The Ministry of Labor and Social Solidarity (MMSS) submitted to the Government for approval the draft Law on service pensions, which will be submitted to Parliament for approval once the debates begin, from February 1, 2023, the relevant minister, Marius Budai, announced, according to Agerpres.
He emphasized that the main lines are primarily aimed at the adjustment by reducing expenses with pensions and allowances established and paid on the basis of special laws, namely the six categories of laws, two in the field of justice and those aimed at transport companies crew staff, the Court of Accounts, diplomats and military pensions. The reduction of expenses will be done, according to the minister, by adjusting the calculation percentage from 80% to 65% in most cases, with the exception of magistrates, who have the protection of the decision of the Constitutional Court.
He added that those incomes that are not permanent will no longer be taken into account in the income calculation base, such as bonuses or earnings of salary rights „that were granted in the last month” of the year. At the same time, when calculating the pension, not only the last month is taken into account, but a period of 12 months, in the case of magistrates, from the last 10 years, and also 12 months for the military system, from the last 5 years.
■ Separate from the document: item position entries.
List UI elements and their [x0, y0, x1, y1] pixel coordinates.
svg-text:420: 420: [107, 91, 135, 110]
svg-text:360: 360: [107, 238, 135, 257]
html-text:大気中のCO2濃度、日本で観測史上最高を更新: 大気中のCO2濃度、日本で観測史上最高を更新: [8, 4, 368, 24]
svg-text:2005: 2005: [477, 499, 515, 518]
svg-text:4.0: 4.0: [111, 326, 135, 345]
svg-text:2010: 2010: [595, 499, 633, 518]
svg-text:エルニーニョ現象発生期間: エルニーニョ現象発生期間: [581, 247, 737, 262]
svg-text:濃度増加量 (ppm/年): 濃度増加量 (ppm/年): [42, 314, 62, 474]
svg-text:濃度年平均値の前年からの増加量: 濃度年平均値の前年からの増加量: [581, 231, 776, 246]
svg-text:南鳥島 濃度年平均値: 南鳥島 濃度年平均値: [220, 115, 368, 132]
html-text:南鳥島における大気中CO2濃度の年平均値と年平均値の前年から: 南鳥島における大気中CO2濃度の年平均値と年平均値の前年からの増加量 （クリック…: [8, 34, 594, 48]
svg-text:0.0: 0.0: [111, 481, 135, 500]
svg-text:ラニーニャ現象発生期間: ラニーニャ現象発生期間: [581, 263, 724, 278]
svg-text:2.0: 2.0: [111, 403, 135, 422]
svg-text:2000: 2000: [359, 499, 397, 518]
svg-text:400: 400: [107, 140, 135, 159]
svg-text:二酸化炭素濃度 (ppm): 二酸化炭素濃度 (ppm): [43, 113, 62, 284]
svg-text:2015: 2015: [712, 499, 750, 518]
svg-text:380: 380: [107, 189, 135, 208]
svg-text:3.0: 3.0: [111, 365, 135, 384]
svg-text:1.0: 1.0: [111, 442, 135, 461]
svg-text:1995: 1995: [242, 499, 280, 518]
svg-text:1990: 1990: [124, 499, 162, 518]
According to a press release from the MMSS, the amendments adopted by the draft law establish the fact that service pensions will be calculated starting from seniority in the specialty and with the reduction of the calculation percentage related to the income obtained, and the minimum contribution period will be similar to that applied in the system public pensions. Thus, no service pension will be able to exceed the salary received during the active period, and the pensions that are already paid will be recalculated to comply with the new principle and to eliminate inequities between the beneficiaries who are already paid and the future pensioners.